Trust Waikato has emerged as the first community trust and the 20th overall signatory to the Aotearoa NZ Stewardship Code.
In a statement, Maggie Zhang, Trust Waikato finance and investment manager, said making a formal commitment to the Code would “challenge us to apply best practice for our investment strategy”.
“Despite being a smaller investor, we have signed up to the Code to promote sound investing and governance through the adoption of practices that lead to sustainable outcomes for our environment, society, and economy,” Zhang said.
The $4 billion plus NZ community trust sector has long been a leader in environmental, social and governance (ESG) investment, front-footing allocations to impact funds, for example.
Many trusts have also signed up to global responsible investment compacts, industry bodies and often collaborate on associated ESG issues such as the ‘Funders commitment on climate change’, which launched with 10 of the 12 official government-ordained community trusts early in 2022 (the same year the Stewardship Code went live).

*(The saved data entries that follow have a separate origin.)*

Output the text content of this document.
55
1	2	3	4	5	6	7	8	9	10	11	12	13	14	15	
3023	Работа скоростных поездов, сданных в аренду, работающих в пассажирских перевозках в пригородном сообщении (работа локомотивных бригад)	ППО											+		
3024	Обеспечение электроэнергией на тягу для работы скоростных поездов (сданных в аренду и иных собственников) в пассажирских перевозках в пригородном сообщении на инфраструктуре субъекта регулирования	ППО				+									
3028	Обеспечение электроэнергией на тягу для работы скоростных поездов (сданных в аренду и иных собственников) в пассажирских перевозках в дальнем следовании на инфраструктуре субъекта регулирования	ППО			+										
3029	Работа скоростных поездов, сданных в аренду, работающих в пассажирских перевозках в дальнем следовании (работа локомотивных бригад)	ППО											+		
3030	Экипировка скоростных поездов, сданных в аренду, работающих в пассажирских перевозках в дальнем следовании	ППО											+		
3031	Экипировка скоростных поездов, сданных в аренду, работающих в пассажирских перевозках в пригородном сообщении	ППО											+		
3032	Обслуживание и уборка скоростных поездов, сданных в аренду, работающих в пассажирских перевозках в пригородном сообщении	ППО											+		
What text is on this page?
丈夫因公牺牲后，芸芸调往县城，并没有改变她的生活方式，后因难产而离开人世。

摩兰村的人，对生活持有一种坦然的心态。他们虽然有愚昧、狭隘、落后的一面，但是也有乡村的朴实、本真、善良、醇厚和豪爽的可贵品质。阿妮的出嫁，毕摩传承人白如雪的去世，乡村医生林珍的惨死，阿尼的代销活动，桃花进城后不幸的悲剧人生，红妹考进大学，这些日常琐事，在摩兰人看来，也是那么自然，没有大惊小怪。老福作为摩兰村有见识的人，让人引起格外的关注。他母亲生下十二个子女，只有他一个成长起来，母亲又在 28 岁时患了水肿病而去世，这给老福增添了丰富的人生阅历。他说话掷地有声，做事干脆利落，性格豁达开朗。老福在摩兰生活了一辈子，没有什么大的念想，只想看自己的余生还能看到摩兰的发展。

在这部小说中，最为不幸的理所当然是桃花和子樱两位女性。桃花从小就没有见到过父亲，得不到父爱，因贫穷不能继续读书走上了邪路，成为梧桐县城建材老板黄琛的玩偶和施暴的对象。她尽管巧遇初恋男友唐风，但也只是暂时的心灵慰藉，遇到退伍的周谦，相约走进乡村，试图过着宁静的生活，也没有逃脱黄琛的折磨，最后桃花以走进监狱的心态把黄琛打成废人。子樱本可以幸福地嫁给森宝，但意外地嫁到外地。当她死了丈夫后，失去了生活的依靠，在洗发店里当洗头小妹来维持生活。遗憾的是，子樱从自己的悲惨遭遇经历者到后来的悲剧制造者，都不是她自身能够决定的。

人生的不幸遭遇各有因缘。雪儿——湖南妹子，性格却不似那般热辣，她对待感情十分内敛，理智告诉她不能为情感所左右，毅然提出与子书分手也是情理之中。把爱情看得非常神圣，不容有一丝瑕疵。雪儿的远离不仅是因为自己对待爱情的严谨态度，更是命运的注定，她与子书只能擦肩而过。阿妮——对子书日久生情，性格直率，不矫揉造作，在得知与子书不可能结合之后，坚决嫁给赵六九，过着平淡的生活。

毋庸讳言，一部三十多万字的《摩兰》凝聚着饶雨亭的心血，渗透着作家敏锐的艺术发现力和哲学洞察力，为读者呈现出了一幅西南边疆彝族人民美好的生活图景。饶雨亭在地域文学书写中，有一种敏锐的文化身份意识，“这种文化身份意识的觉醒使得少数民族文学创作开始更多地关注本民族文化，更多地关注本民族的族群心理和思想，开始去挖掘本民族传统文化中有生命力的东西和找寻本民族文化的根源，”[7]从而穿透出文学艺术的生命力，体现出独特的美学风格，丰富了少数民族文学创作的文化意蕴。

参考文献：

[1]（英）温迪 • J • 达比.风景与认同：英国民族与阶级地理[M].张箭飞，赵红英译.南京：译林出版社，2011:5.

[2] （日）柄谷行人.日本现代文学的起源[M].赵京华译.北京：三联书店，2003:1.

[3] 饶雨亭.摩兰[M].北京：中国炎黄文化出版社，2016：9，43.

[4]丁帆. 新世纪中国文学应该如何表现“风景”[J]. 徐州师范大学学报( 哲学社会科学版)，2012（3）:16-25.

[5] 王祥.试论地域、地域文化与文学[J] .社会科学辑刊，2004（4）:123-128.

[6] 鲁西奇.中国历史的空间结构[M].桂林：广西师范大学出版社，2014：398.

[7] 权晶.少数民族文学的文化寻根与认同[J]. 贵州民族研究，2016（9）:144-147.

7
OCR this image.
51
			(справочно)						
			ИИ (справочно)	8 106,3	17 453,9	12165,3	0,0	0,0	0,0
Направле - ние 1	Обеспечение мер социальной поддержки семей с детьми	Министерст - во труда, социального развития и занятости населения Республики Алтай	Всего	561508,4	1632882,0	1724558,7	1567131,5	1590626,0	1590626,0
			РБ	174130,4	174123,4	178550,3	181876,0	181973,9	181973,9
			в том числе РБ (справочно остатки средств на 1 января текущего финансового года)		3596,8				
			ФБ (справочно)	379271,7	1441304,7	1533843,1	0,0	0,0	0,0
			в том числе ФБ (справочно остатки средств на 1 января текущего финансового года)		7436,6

However, community trusts – and asset owners in general – have been reluctant to ink the agreement to date due to “concerns about resourcing”, according to Jackson Rowland, Stewardship Code secretariat director.
Rowland said NZ some asset owners have also assumed the Code was targeted more to fund managers, who represent 18 of the current signatories (with the NZ Superannuation Fund and Trust Waikato considered asset owners).
He said asset owners make up more than 20 per cent of signatories to the UK Stewardship Code, which the NZ version was modelled on.
But the Trust Waikato example could spur others to join.
“Like many investors, Trust Waikato also has limited capacity and is very strategic about how it uses this,” Rowland said. “They recognise that stewardship does not need to be resource intensive, and is a crucial part of their responsible investment strategy regardless.”
Most large local bank-owned and boutique fund managers have signed on to the Code, which is a “comply or explain” agreement, he said, designed to encourage reporting against objectives.
The secretariat recently published the 2023 review of the NZ Stewardship Code in the “first full year” of signatory reporting.
“… we did not expect to see full reporting at this stage,” the review says. “Despite that, we were pleased to see the majority of the Signatories releasing some form of stewardship reporting. While this generally did not yet meet the full expectations of the Code reporting requirements, it is a positive first step on the journey.”
The 20 NZ signatories represent about $173 billion in assets under management while globally similar Stewardship Codes account for almost $2.7 trillion in total.